Pitfall: My Character Wouldn't Be There
One of the problems that more narrative focused people - such as myself - can fall into when framing scenes is we put players into situations that their character would never be in in the first place. Maybe this is as innocuous as someone who doesn't need to eat being at a grocery store, but it can also be a bigger deal too. For example, in a test game I ran I framed a character into the crowd during a "pro metahuman rights" rally that was being protested by an "anti-metahuman" group. The player played along, but there was an awkward pause when the initial prompt came up because the player's default reaction was "my character wouldn't be caught dead at one of these events...."
You can imagine how easy it would be to do in more serious matters as well. Such as a GM wanting to challenge a player and framing the PC into a fight where they don't have their trusty and beloved sword on them for no good reason.

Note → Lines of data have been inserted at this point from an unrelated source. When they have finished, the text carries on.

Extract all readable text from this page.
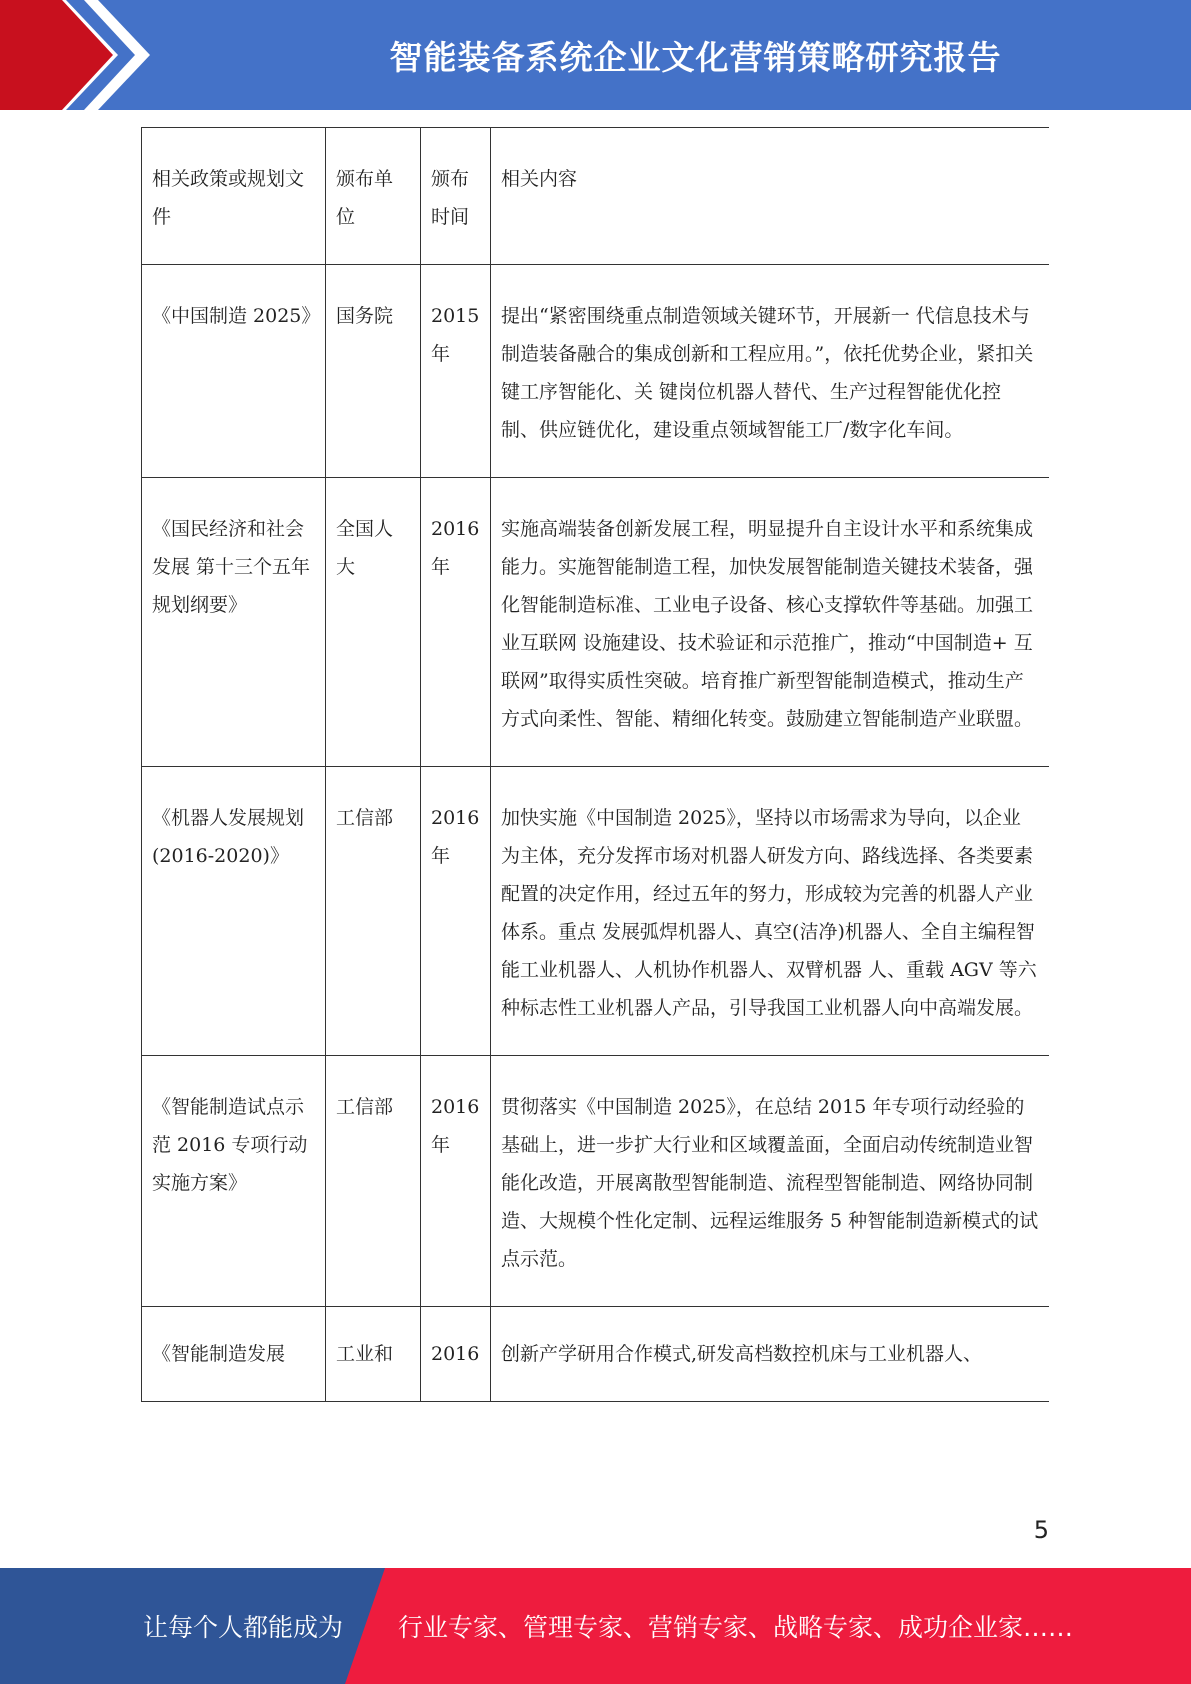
智能装备系统企业文化营销策略研究报告
相关政策或规划文件	颁布单位	颁布时间	相关内容
《中国制造 2025》	国务院	2015 年	提出“紧密围绕重点制造领域关键环节，开展新一 代信息技术与制造装备融合的集成创新和工程应用。”，依托优势企业，紧扣关键工序智能化、关 键岗位机器人替代、生产过程智能优化控制、供应链优化，建设重点领域智能工厂/数字化车间。
《国民经济和社会发展 第十三个五年规划纲要》	全国人大	2016 年	实施高端装备创新发展工程，明显提升自主设计水平和系统集成能力。实施智能制造工程，加快发展智能制造关键技术装备，强化智能制造标准、工业电子设备、核心支撑软件等基础。加强工业互联网 设施建设、技术验证和示范推广，推动“中国制造+ 互联网”取得实质性突破。培育推广新型智能制造模式，推动生产方式向柔性、智能、精细化转变。鼓励建立智能制造产业联盟。
《机器人发展规划(2016-2020)》	工信部	2016 年	加快实施《中国制造 2025》，坚持以市场需求为导向，以企业为主体，充分发挥市场对机器人研发方向、路线选择、各类要素配置的决定作用，经过五年的努力，形成较为完善的机器人产业体系。重点 发展弧焊机器人、真空(洁净)机器人、全自主编程智能工业机器人、人机协作机器人、双臂机器 人、重载 AGV 等六种标志性工业机器人产品，引导我国工业机器人向中高端发展。
《智能制造试点示范 2016 专项行动实施方案》	工信部	2016 年	贯彻落实《中国制造 2025》，在总结 2015 年专项行动经验的基础上，进一步扩大行业和区域覆盖面，全面启动传统制造业智能化改造，开展离散型智能制造、流程型智能制造、网络协同制造、大规模个性化定制、远程运维服务 5 种智能制造新模式的试点示范。
《智能制造发展	工业和	2016	创新产学研用合作模式,研发高档数控机床与工业机器人、
5
让每个人都能成为 行业专家、管理专家、营销专家、战略专家、成功企业家……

To solve this you need two things. One, you need to know the PCs in your game and try to avoid any of the moves that they "definitely wouldn't do." The second is to abuse the notion of getting player feed back and working around that. The example in that topic is a great one that can go many ways. The GM presents the player with the inciting action that launches the scene ("you're hungry and have no food, what do you do?") and the player tells them where they go ("I go grocery shopping." or "I go to Chuck-E-Cheese for a pizza.") The GM can then work with that response to frame the scene around the situation the player has put themself into. Everyone comes out much happier in the end.
Have you framed scenes in your game particularly well? If so, what tricks did you use to do it? Any other advice to share?
I may revisit this topic at a later date and time, but for now this should be a good starting off point.